Scheenbeschermer
Een scheenbeschermer (ook wel "scheenlappen" genoemd in Vlaanderen) wordt bij meerdere sporten gebruikt om de scheenbenen van spelers te beschermen. Scheenbeschermers voorkomen blessures aan het kwetsbare scheenbeen. Scheenbeschermers worden van verschillende materialen gemaakt: glasvezel, schuimrubber, polyurethaan en plastic. In de oudheid werden scheenplaten gebruikt om de schenen te beschermen in gevechten. In enkele sporten wordt in de scheenbeschermers ook een hard stuk ter bescherming van de enkels gebruikt, dit is onder andere het geval in het voetbal.
- bij honkbal draagt een speler enkel één scheen/enkel-beschermer tijdens de slagbeurt om het been wat naar de werper toe is gekeerd. Bij een linkshandige speler is dat het rechterbeen, bij een rechtshandige speler het linkerbeen. Ook de tweede honkman draagt soms twee scheenbeschermers tegen de "evil slidings" van een aanrennende slagman.
- bij softbal draagt een speler twee scheenbeschermers tijdens de slagbeurt.
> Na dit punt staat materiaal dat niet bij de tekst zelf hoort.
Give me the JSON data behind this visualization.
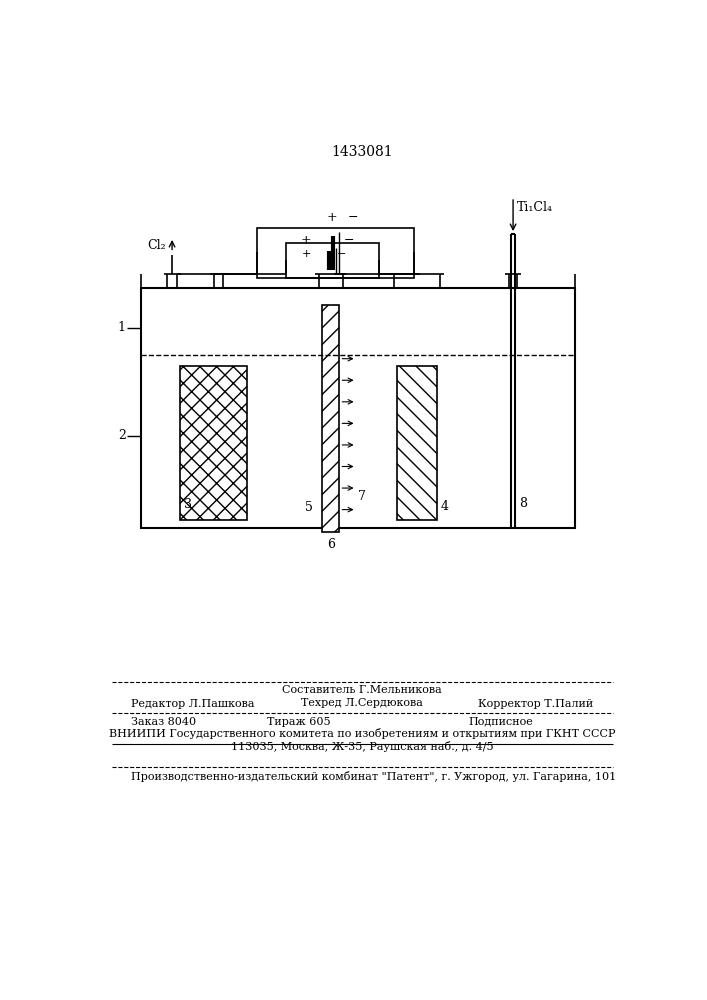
{
  "title": "1433081",
  "bg_color": "#ffffff",
  "line_color": "#000000",
  "fig_width": 7.07,
  "fig_height": 10.0,
  "label_cl2": "Cl₂",
  "label_ticl4": "Ti₁Cl₄",
  "labels": {
    "1": "1",
    "2": "2",
    "3": "3",
    "4": "4",
    "5": "5",
    "6": "6",
    "7": "7",
    "8": "8"
  },
  "plus": "+",
  "minus": "−",
  "footer_left": "Редактор Л.Пашкова",
  "footer_center1": "Составитель Г.Мельникова",
  "footer_center2": "Техред Л.Сердюкова",
  "footer_right": "Корректор Т.Палий",
  "footer_line2a": "Заказ 8040",
  "footer_line2b": "Тираж 605",
  "footer_line2c": "Подписное",
  "footer_line3": "ВНИИПИ Государственного комитета по изобретениям и открытиям при ГКНТ СССР",
  "footer_line4": "113035, Москва, Ж-35, Раушская наб., д. 4/5",
  "footer_line5": "Производственно-издательский комбинат \"Патент\", г. Ужгород, ул. Гагарина, 101"
}
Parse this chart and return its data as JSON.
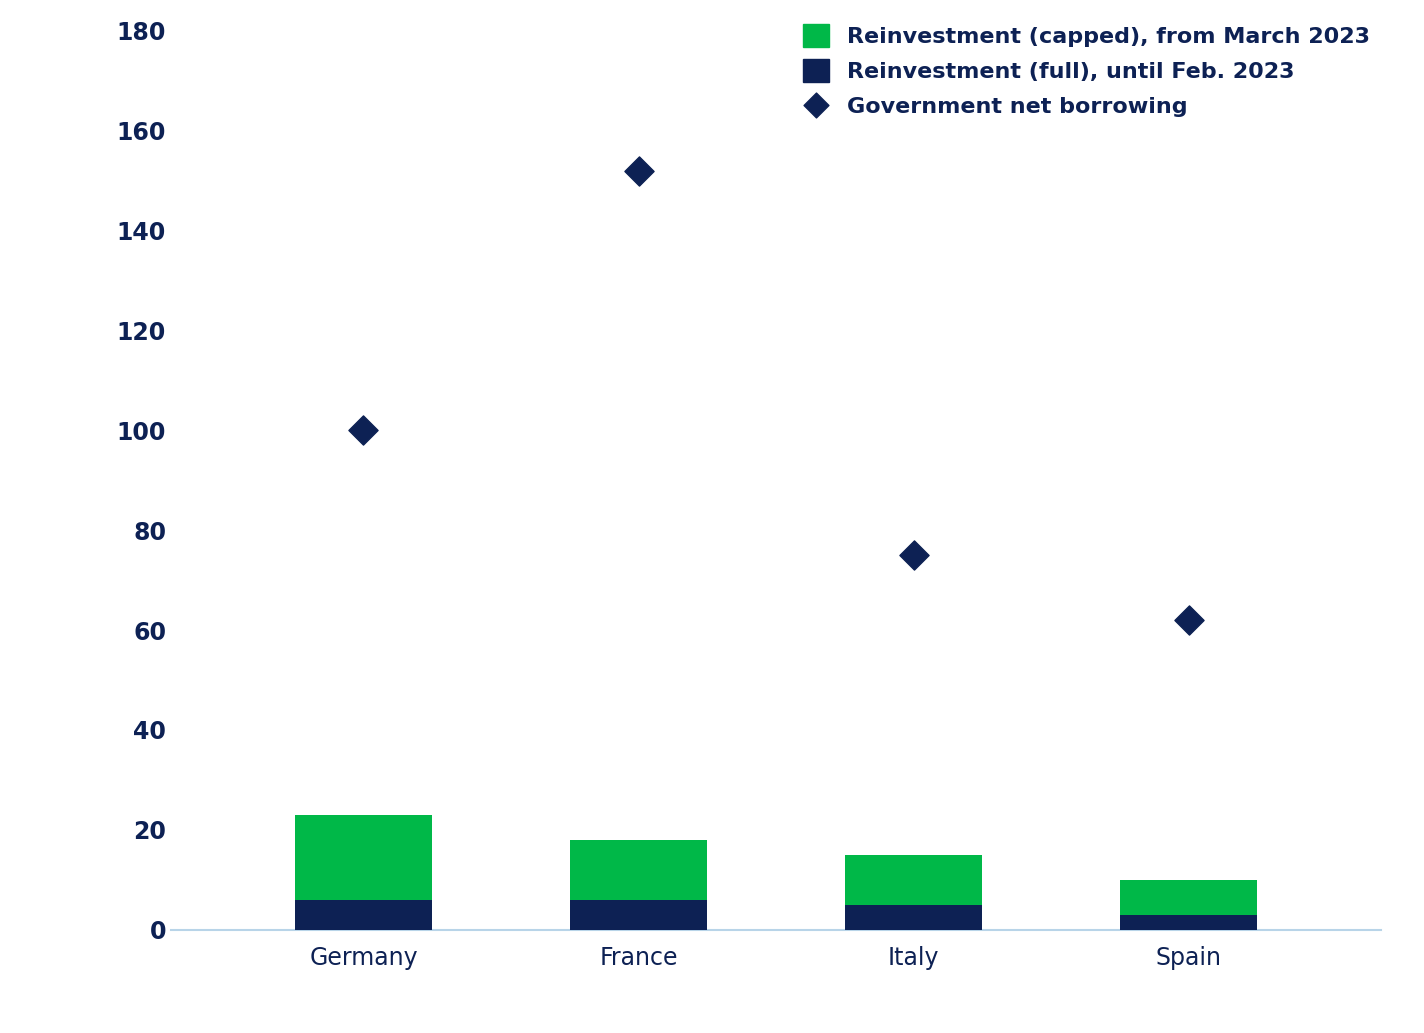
{
  "categories": [
    "Germany",
    "France",
    "Italy",
    "Spain"
  ],
  "reinvestment_full": [
    6,
    6,
    5,
    3
  ],
  "reinvestment_capped": [
    17,
    12,
    10,
    7
  ],
  "gov_net_borrowing": [
    100,
    152,
    75,
    62
  ],
  "color_full": "#0d2154",
  "color_capped": "#00b848",
  "color_diamond": "#0d2154",
  "ylim": [
    0,
    180
  ],
  "yticks": [
    0,
    20,
    40,
    60,
    80,
    100,
    120,
    140,
    160,
    180
  ],
  "bar_width": 0.5,
  "legend_labels": [
    "Reinvestment (capped), from March 2023",
    "Reinvestment (full), until Feb. 2023",
    "Government net borrowing"
  ],
  "tick_label_color": "#0d2154",
  "background_color": "#ffffff",
  "legend_fontsize": 16,
  "tick_fontsize": 17,
  "category_fontsize": 17,
  "spine_color": "#b8d4e8",
  "grid_color": "#e8f0f8"
}
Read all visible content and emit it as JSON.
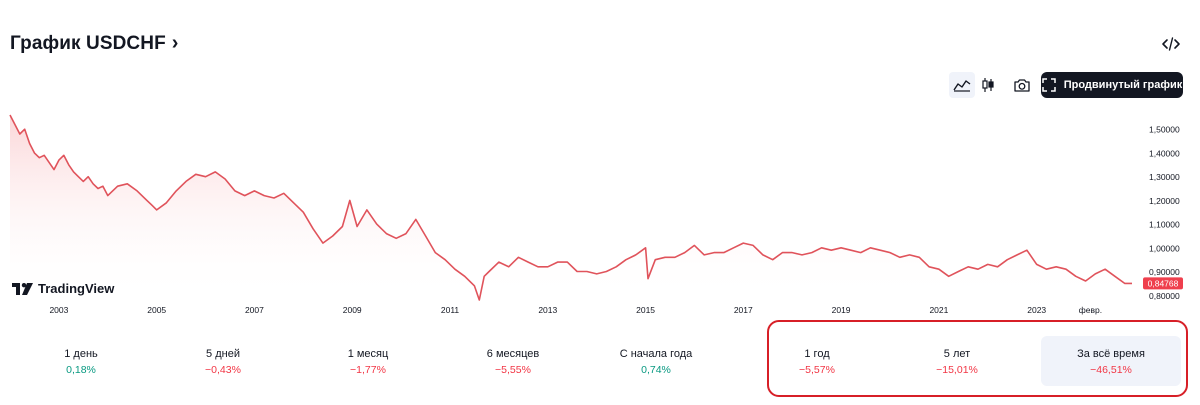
{
  "header": {
    "title": "График USDCHF",
    "chevron": "›"
  },
  "toolbar": {
    "advanced_label": "Продвинутый график",
    "icons": [
      "area-chart-icon",
      "candles-icon",
      "camera-icon",
      "embed-code-icon",
      "fullscreen-icon"
    ]
  },
  "logo": {
    "text": "TradingView"
  },
  "colors": {
    "line": "#e0535b",
    "fill_top": "#fbd4d6",
    "price_tag": "#ef3f4d",
    "positive": "#089981",
    "negative": "#f23645",
    "highlight": "#d71f27"
  },
  "chart_data": {
    "type": "area",
    "symbol": "USDCHF",
    "last_price": "0,84768",
    "x_ticks": [
      "2003",
      "2005",
      "2007",
      "2009",
      "2011",
      "2013",
      "2015",
      "2017",
      "2019",
      "2021",
      "2023",
      "февр."
    ],
    "y_ticks": [
      "1,50000",
      "1,40000",
      "1,30000",
      "1,20000",
      "1,10000",
      "1,00000",
      "0,90000",
      "0,80000"
    ],
    "ylim": [
      0.78,
      1.56
    ],
    "x": [
      2002.0,
      2002.1,
      2002.2,
      2002.3,
      2002.4,
      2002.5,
      2002.6,
      2002.7,
      2002.8,
      2002.9,
      2003.0,
      2003.1,
      2003.2,
      2003.3,
      2003.4,
      2003.5,
      2003.6,
      2003.7,
      2003.8,
      2003.9,
      2004.0,
      2004.2,
      2004.4,
      2004.6,
      2004.8,
      2004.9,
      2005.0,
      2005.2,
      2005.4,
      2005.6,
      2005.8,
      2006.0,
      2006.2,
      2006.4,
      2006.6,
      2006.8,
      2007.0,
      2007.2,
      2007.4,
      2007.6,
      2007.8,
      2008.0,
      2008.2,
      2008.4,
      2008.6,
      2008.8,
      2008.95,
      2009.1,
      2009.3,
      2009.5,
      2009.7,
      2009.9,
      2010.1,
      2010.3,
      2010.5,
      2010.7,
      2010.9,
      2011.1,
      2011.3,
      2011.5,
      2011.6,
      2011.7,
      2011.8,
      2012.0,
      2012.2,
      2012.4,
      2012.6,
      2012.8,
      2013.0,
      2013.2,
      2013.4,
      2013.6,
      2013.8,
      2014.0,
      2014.2,
      2014.4,
      2014.6,
      2014.8,
      2015.0,
      2015.05,
      2015.2,
      2015.4,
      2015.6,
      2015.8,
      2016.0,
      2016.2,
      2016.4,
      2016.6,
      2016.8,
      2017.0,
      2017.2,
      2017.4,
      2017.6,
      2017.8,
      2018.0,
      2018.2,
      2018.4,
      2018.6,
      2018.8,
      2019.0,
      2019.2,
      2019.4,
      2019.6,
      2019.8,
      2020.0,
      2020.2,
      2020.4,
      2020.6,
      2020.8,
      2021.0,
      2021.2,
      2021.4,
      2021.6,
      2021.8,
      2022.0,
      2022.2,
      2022.4,
      2022.6,
      2022.8,
      2023.0,
      2023.2,
      2023.4,
      2023.6,
      2023.8,
      2024.0,
      2024.2,
      2024.4,
      2024.6,
      2024.8,
      2024.95
    ],
    "y": [
      1.56,
      1.52,
      1.48,
      1.5,
      1.44,
      1.4,
      1.38,
      1.39,
      1.36,
      1.33,
      1.37,
      1.39,
      1.35,
      1.32,
      1.3,
      1.28,
      1.3,
      1.27,
      1.25,
      1.26,
      1.22,
      1.26,
      1.27,
      1.24,
      1.2,
      1.18,
      1.16,
      1.19,
      1.24,
      1.28,
      1.31,
      1.3,
      1.32,
      1.29,
      1.24,
      1.22,
      1.24,
      1.22,
      1.21,
      1.23,
      1.19,
      1.15,
      1.08,
      1.02,
      1.05,
      1.09,
      1.2,
      1.09,
      1.16,
      1.1,
      1.06,
      1.04,
      1.06,
      1.12,
      1.05,
      0.98,
      0.95,
      0.91,
      0.88,
      0.84,
      0.78,
      0.88,
      0.9,
      0.94,
      0.92,
      0.96,
      0.94,
      0.92,
      0.92,
      0.94,
      0.94,
      0.9,
      0.9,
      0.89,
      0.9,
      0.92,
      0.95,
      0.97,
      1.0,
      0.87,
      0.95,
      0.96,
      0.96,
      0.98,
      1.01,
      0.97,
      0.98,
      0.98,
      1.0,
      1.02,
      1.01,
      0.97,
      0.95,
      0.98,
      0.98,
      0.97,
      0.98,
      1.0,
      0.99,
      1.0,
      0.99,
      0.98,
      1.0,
      0.99,
      0.98,
      0.96,
      0.97,
      0.96,
      0.92,
      0.91,
      0.88,
      0.9,
      0.92,
      0.91,
      0.93,
      0.92,
      0.95,
      0.97,
      0.99,
      0.93,
      0.91,
      0.92,
      0.91,
      0.88,
      0.86,
      0.89,
      0.91,
      0.88,
      0.85,
      0.85
    ]
  },
  "periods": [
    {
      "label": "1 день",
      "value": "0,18%",
      "trend": "pos"
    },
    {
      "label": "5 дней",
      "value": "−0,43%",
      "trend": "neg"
    },
    {
      "label": "1 месяц",
      "value": "−1,77%",
      "trend": "neg"
    },
    {
      "label": "6 месяцев",
      "value": "−5,55%",
      "trend": "neg"
    },
    {
      "label": "С начала года",
      "value": "0,74%",
      "trend": "pos"
    },
    {
      "label": "1 год",
      "value": "−5,57%",
      "trend": "neg"
    },
    {
      "label": "5 лет",
      "value": "−15,01%",
      "trend": "neg"
    },
    {
      "label": "За всё время",
      "value": "−46,51%",
      "trend": "neg",
      "active": true
    }
  ]
}
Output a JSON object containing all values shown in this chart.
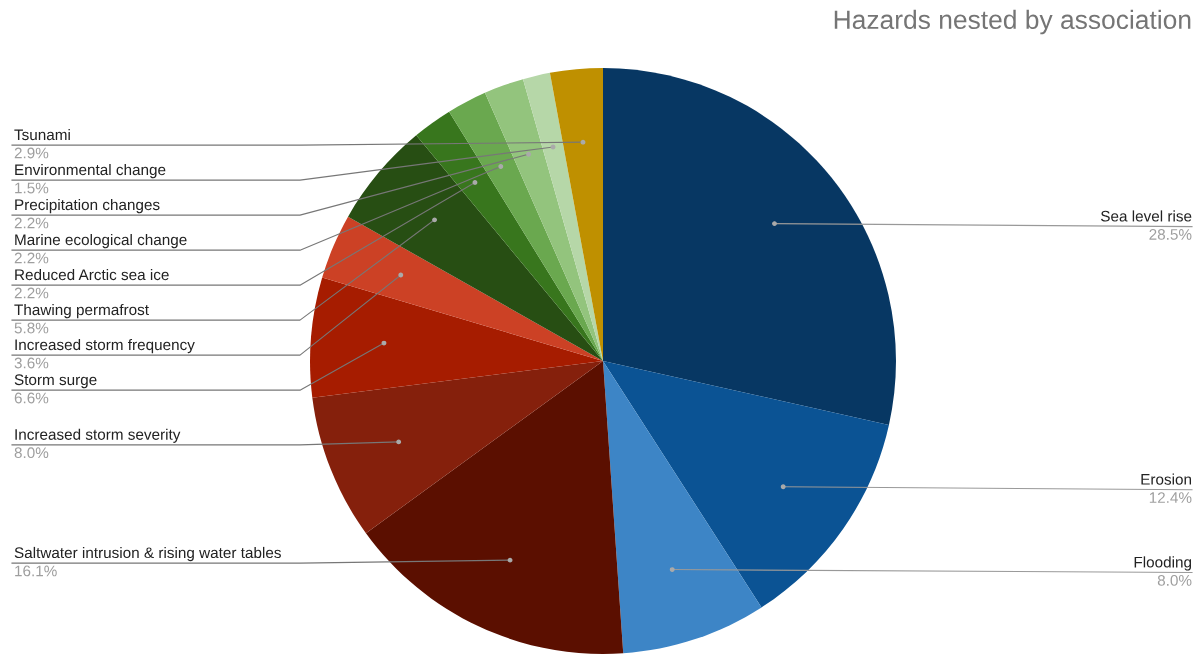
{
  "chart_data": {
    "type": "pie",
    "title": "Hazards nested by association",
    "categories": [
      "Sea level rise",
      "Erosion",
      "Flooding",
      "Saltwater intrusion & rising water tables",
      "Increased storm severity",
      "Storm surge",
      "Increased storm frequency",
      "Thawing permafrost",
      "Reduced Arctic sea ice",
      "Marine ecological change",
      "Precipitation changes",
      "Environmental change",
      "Tsunami"
    ],
    "values": [
      28.5,
      12.4,
      8.0,
      16.1,
      8.0,
      6.6,
      3.6,
      5.8,
      2.2,
      2.2,
      2.2,
      1.5,
      2.9
    ],
    "value_labels": [
      "28.5%",
      "12.4%",
      "8.0%",
      "16.1%",
      "8.0%",
      "6.6%",
      "3.6%",
      "5.8%",
      "2.2%",
      "2.2%",
      "2.2%",
      "1.5%",
      "2.9%"
    ],
    "colors": [
      "#073763",
      "#0b5394",
      "#3d85c6",
      "#5b0f00",
      "#85200c",
      "#a61c00",
      "#cc4125",
      "#274e13",
      "#38761d",
      "#6aa84f",
      "#93c47d",
      "#b6d7a8",
      "#bf9000"
    ]
  }
}
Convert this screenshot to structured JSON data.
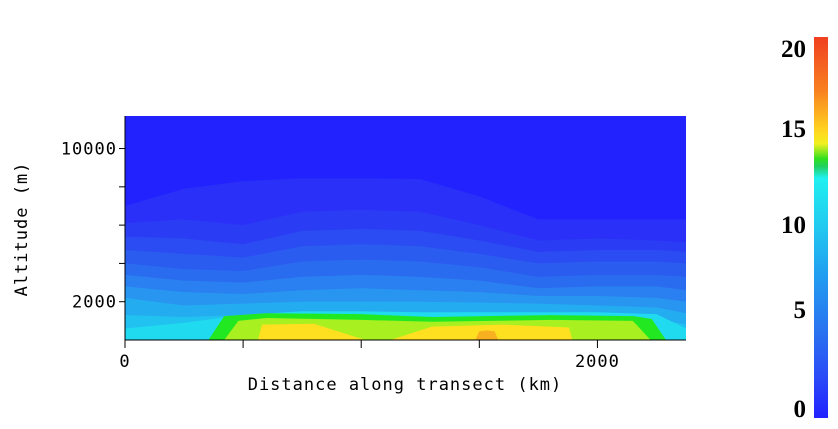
{
  "chart_data": {
    "type": "heatmap",
    "subtype": "filled-contour",
    "xlabel": "Distance along transect (km)",
    "ylabel": "Altitude (m)",
    "xlim": [
      0,
      2375
    ],
    "ylim": [
      0,
      11700
    ],
    "x_ticks": [
      0,
      500,
      1000,
      1500,
      2000
    ],
    "x_tick_labels": [
      "0",
      "",
      "",
      "",
      "2000"
    ],
    "y_ticks": [
      2000,
      4000,
      6000,
      8000,
      10000
    ],
    "y_tick_labels": [
      "2000",
      "",
      "",
      "",
      "10000"
    ],
    "colorbar": {
      "min": 0,
      "max": 20,
      "tick_labels": [
        "20",
        "15",
        "10",
        "5",
        "0"
      ]
    },
    "background_color": "#2222ff",
    "bands_x_km": [
      0,
      250,
      500,
      750,
      1000,
      1250,
      1500,
      1750,
      2000,
      2250,
      2375
    ],
    "bands": [
      {
        "color": "#2a30f8",
        "top_m": [
          7000,
          7900,
          8300,
          8450,
          8450,
          8400,
          7500,
          6300,
          6300,
          6300,
          6300
        ]
      },
      {
        "color": "#2a3cf4",
        "top_m": [
          6100,
          6300,
          6000,
          6700,
          6800,
          6700,
          6000,
          5200,
          5300,
          5200,
          5100
        ]
      },
      {
        "color": "#2a4cf2",
        "top_m": [
          5400,
          5300,
          5000,
          5700,
          5800,
          5700,
          5200,
          4600,
          4700,
          4700,
          4600
        ]
      },
      {
        "color": "#2a5cf0",
        "top_m": [
          4700,
          4500,
          4300,
          4900,
          5000,
          4900,
          4500,
          4000,
          4100,
          4100,
          4000
        ]
      },
      {
        "color": "#2a6cf0",
        "top_m": [
          4000,
          3700,
          3600,
          4100,
          4200,
          4100,
          3800,
          3300,
          3400,
          3400,
          3300
        ]
      },
      {
        "color": "#2a80f0",
        "top_m": [
          3400,
          3100,
          3000,
          3300,
          3400,
          3300,
          3100,
          2700,
          2800,
          2800,
          2600
        ]
      },
      {
        "color": "#2896f0",
        "top_m": [
          2800,
          2500,
          2400,
          2600,
          2700,
          2600,
          2500,
          2300,
          2300,
          2200,
          2000
        ]
      },
      {
        "color": "#24acf0",
        "top_m": [
          2200,
          1800,
          1900,
          2000,
          2000,
          2000,
          1950,
          1900,
          1800,
          1700,
          1400
        ]
      },
      {
        "color": "#22c2f0",
        "top_m": [
          1300,
          1200,
          1300,
          1400,
          1400,
          1400,
          1400,
          1400,
          1300,
          1100,
          800
        ]
      },
      {
        "color": "#20daf0",
        "top_m": [
          600,
          900,
          1300,
          1500,
          1500,
          1450,
          1450,
          1450,
          1450,
          1350,
          600
        ]
      }
    ],
    "blobs": [
      {
        "color": "#22e822",
        "x_km": [
          353,
          420,
          600,
          1000,
          1300,
          1800,
          2150,
          2230,
          2290
        ],
        "top_m": [
          0,
          1250,
          1400,
          1350,
          1200,
          1300,
          1250,
          1100,
          0
        ]
      },
      {
        "color": "#a8f020",
        "x_km": [
          420,
          480,
          600,
          1000,
          1300,
          1800,
          2150,
          2225
        ],
        "top_m": [
          0,
          1000,
          1150,
          1050,
          950,
          1050,
          1000,
          0
        ]
      },
      {
        "color": "#ffe020",
        "x_km": [
          563,
          580,
          800,
          1017
        ],
        "top_m": [
          0,
          800,
          850,
          0
        ]
      },
      {
        "color": "#ffe020",
        "x_km": [
          1123,
          1300,
          1600,
          1880,
          1894
        ],
        "top_m": [
          0,
          700,
          800,
          650,
          0
        ]
      },
      {
        "color": "#f8b020",
        "x_km": [
          1483,
          1500,
          1530,
          1565,
          1580
        ],
        "top_m": [
          0,
          450,
          500,
          450,
          0
        ]
      }
    ]
  }
}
De tweede honkman of honkvrouw draagt soms twee scheenbeschermers tegen de "evil slidings" van een aanrennende slagman/slagvrouw.
- bij hockey en voetbal dragen alle veldspelers twee scheenbeschermers. Bij voetbal de keeper ook, maar bij hockey draagt de keeper legguards.
- bij cricket dragen de slagmannen scheenbeschermers.